Computes gradients through backpropagation from this tensor.

For scalar tensors (e.g., loss values), call without arguments. The gradient is implicitly set to 1.0.

For non-scalar tensors, provide the gradient of the downstream loss with respect to this tensor.

Parameters: Optional list of gradient values for non-scalar outputs.

Throws: Exception if the tensor doesn't require gradients.

Example:

# Scalar loss
my $loss = Lugh::Autograd::Ops->sum($ctx, $output);
$loss->backward;  # Gradient = 1.0

# Non-scalar output
my $output = Lugh::Autograd::Ops->mul($ctx, $a, $b);
$output->backward(1.0, 1.0, 1.0, 1.0);  # Provide gradient

_raw_tensor_ptr

my $ptr = $tensor->_raw_tensor_ptr;

Returns the raw pointer to the underlying GGML tensor. This is primarily for internal use and interoperability with Lugh::Ops and Lugh::Graph.

Returns: Integer pointer value.

Warning: This is a low-level method. The returned pointer is only valid while the tensor exists.

GRADIENT TRACKING

Gradient tracking is controlled by two mechanisms:

1. Per-tensor requires_grad flag
2. Global gradient enabled state (see Lugh::Autograd)

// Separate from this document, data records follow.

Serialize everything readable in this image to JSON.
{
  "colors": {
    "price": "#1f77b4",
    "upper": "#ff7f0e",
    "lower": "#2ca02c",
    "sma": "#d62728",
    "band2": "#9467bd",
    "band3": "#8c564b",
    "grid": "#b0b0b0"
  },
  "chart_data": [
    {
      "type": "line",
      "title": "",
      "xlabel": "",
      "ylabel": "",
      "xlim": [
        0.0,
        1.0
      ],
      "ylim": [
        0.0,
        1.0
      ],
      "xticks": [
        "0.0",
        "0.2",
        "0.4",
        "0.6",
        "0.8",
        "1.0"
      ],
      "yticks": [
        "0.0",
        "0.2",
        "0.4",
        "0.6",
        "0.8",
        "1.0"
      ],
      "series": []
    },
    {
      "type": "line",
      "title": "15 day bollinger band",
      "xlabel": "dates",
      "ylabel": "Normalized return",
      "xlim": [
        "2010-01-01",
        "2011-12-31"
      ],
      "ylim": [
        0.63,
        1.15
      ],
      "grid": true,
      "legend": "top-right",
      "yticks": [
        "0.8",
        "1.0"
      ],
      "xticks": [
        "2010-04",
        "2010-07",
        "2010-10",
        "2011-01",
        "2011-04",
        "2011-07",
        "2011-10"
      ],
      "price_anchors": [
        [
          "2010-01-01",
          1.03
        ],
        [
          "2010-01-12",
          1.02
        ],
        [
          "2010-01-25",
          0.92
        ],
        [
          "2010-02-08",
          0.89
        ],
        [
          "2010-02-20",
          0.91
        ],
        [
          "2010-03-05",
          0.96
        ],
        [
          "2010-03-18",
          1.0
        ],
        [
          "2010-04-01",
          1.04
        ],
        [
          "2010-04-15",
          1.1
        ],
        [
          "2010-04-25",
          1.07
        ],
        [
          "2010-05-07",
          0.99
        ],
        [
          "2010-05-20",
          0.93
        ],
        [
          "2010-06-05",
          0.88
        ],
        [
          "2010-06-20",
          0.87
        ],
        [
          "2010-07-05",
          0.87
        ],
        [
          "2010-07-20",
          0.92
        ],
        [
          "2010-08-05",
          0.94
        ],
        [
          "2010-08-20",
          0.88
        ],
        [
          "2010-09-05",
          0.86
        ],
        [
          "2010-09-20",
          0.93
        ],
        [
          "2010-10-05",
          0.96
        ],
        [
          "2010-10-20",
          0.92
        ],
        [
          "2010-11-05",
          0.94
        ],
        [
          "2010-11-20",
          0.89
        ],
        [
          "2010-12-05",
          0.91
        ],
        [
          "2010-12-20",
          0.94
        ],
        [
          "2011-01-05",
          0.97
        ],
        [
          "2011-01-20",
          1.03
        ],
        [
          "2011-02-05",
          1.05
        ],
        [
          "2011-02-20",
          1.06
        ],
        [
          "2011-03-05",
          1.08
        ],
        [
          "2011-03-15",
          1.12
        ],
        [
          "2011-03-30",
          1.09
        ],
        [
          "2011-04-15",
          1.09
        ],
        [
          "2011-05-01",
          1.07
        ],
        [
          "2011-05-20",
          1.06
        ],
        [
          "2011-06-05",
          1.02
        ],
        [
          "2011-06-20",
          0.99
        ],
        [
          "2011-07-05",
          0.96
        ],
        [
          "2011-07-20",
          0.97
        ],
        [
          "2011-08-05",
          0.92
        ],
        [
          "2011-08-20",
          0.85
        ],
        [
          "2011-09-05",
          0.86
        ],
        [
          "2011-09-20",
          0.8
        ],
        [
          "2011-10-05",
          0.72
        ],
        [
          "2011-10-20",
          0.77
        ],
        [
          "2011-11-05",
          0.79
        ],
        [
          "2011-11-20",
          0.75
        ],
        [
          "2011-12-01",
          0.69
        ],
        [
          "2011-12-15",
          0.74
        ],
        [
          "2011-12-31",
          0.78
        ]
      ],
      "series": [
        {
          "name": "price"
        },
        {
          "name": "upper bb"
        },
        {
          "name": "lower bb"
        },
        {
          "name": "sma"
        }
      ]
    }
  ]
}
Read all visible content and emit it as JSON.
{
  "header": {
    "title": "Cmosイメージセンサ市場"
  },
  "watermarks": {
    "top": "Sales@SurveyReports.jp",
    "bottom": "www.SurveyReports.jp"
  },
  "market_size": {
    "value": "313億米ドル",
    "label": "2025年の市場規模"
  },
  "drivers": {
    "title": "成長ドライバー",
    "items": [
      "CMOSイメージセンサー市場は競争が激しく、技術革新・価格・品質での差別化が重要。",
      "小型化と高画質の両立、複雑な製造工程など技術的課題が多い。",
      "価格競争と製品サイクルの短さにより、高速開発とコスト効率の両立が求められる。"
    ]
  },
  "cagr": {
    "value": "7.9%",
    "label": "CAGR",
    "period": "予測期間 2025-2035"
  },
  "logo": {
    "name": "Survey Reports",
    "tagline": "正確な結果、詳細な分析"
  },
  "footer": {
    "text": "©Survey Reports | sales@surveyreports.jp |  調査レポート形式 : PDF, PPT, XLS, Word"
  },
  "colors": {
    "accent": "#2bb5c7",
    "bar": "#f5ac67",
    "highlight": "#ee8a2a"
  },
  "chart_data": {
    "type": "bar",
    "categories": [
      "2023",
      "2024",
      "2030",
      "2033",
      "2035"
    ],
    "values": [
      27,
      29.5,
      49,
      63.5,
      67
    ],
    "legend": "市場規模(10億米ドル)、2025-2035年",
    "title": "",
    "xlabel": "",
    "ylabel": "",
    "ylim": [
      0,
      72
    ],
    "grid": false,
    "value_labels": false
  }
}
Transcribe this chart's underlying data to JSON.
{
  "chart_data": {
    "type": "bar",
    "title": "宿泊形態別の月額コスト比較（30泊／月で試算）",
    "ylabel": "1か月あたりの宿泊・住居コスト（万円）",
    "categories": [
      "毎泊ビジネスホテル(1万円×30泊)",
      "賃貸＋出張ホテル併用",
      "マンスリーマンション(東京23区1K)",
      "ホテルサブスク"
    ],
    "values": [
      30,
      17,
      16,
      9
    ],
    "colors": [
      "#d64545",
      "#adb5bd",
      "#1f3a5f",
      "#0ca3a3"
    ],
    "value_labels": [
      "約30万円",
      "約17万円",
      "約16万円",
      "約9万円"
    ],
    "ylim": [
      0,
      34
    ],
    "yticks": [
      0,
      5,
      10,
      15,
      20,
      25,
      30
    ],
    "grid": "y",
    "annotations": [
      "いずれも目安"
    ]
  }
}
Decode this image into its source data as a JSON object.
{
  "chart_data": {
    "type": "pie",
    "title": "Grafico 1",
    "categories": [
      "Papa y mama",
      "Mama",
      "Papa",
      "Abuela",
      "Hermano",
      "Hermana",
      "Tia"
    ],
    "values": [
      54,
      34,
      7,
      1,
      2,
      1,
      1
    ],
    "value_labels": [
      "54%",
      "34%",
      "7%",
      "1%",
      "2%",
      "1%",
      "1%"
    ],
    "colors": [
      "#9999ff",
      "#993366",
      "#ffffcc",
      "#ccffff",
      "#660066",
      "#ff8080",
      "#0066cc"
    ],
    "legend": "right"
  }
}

A tensor will only accumulate gradients if both:

  • Its requires_grad is true

  • Lugh::Autograd::is_grad_enabled() returns true

MEMORY MANAGEMENT

Tensors are automatically cleaned up when they go out of scope. The tensor data and gradient storage are managed by the associated Lugh::Context, so ensure the context outlives all tensors created from it.

SEE ALSO

Lugh::Autograd - Gradient context management and utilities

Lugh::Autograd::Ops - Operations with gradient tracking

Lugh::Context - Memory context management

Lugh::Tensor - Basic tensor without autograd

AUTHOR

LNATION <email@lnation.org>

LICENSE

This is free software; you can redistribute it and/or modify it under the same terms as Perl itself.